On flights in lower use airspace, at lower altitudes, and with the appropriate ATC controls in place (agreements allowing controllers to do that across into someone else's airspace) it's possible to get a filed GPS direct route approved. I've done so on trips in the 200-300 mile range before.

On longer trips, you don't necessarily have to use the airways. It's often possible to get waypoints at the ingress/egress of airspace, which you can go direct between (off airway).

Answer 6

It's like a lot of systems that evolve. If we started today, we might do it differently.

The analogy with cars is a poor one because, for the most part, there are a very small number of aircraft in a very large amount of airspace and it would be hard to justify the use of airways. So starting from the standpoint that every aircraft accurately knows:

a) Its location, heading, velocity vectors, fuel data, flight constraints and destination etc;

b) The same information for all other aircraft in its vicinity (this could cover quite a large volume in practice);

c) The terrain and weather conditions etc.

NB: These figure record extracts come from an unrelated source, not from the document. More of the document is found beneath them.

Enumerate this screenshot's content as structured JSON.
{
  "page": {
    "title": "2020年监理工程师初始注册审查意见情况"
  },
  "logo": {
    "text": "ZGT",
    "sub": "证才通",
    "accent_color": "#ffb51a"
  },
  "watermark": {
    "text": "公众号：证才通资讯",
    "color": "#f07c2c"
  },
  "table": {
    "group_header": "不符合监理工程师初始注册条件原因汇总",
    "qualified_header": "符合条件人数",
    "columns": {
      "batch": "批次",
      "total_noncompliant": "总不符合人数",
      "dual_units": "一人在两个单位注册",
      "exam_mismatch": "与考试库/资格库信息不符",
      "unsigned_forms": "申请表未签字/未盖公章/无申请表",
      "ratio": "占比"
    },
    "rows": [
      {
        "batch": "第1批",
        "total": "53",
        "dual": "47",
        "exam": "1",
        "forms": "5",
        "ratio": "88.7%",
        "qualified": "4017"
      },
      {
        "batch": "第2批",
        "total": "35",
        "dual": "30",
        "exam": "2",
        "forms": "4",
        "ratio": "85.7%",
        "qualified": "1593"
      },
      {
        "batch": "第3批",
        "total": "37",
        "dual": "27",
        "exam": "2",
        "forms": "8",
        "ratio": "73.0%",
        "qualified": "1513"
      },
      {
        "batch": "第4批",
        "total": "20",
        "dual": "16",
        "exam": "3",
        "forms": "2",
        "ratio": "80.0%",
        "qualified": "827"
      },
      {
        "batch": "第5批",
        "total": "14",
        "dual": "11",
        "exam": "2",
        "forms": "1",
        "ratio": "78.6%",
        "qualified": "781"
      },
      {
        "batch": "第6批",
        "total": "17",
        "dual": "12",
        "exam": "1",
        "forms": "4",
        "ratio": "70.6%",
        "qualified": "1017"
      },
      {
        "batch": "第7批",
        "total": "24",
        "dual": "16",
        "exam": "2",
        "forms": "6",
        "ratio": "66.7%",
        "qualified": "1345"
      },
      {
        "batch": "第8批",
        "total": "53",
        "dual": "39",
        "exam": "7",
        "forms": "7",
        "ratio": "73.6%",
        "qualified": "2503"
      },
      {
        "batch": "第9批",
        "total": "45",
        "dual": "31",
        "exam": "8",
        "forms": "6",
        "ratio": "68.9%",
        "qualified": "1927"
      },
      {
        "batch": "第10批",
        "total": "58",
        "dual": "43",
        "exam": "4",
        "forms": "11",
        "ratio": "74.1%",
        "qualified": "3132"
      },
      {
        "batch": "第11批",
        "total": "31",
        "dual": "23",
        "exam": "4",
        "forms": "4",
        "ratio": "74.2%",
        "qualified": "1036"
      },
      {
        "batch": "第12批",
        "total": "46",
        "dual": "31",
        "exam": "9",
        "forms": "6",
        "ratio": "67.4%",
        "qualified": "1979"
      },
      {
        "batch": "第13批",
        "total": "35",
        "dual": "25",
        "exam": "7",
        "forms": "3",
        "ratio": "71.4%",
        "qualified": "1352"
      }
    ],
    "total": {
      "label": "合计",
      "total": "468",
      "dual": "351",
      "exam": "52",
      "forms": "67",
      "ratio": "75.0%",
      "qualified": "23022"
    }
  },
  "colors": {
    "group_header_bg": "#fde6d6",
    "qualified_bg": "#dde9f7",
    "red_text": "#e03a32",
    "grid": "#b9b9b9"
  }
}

Then it becomes a really interesting combinational problem to solve in the context of an autonomous distributed computer system; i.e. no ATC - all handled by cooperating in-flight systems.

Clearly there are significant points where paths must cross because of the geographical positions of airports, and of course the dynamic scheduling of arrivals and departures at airports; not to mention the handling of unexpected events.

For a computer scientist this is all fascinating and a meaty challenge, but I suspect that it would be very difficult to develop a system of autonomous control based on this approach to the point that it could be trusted!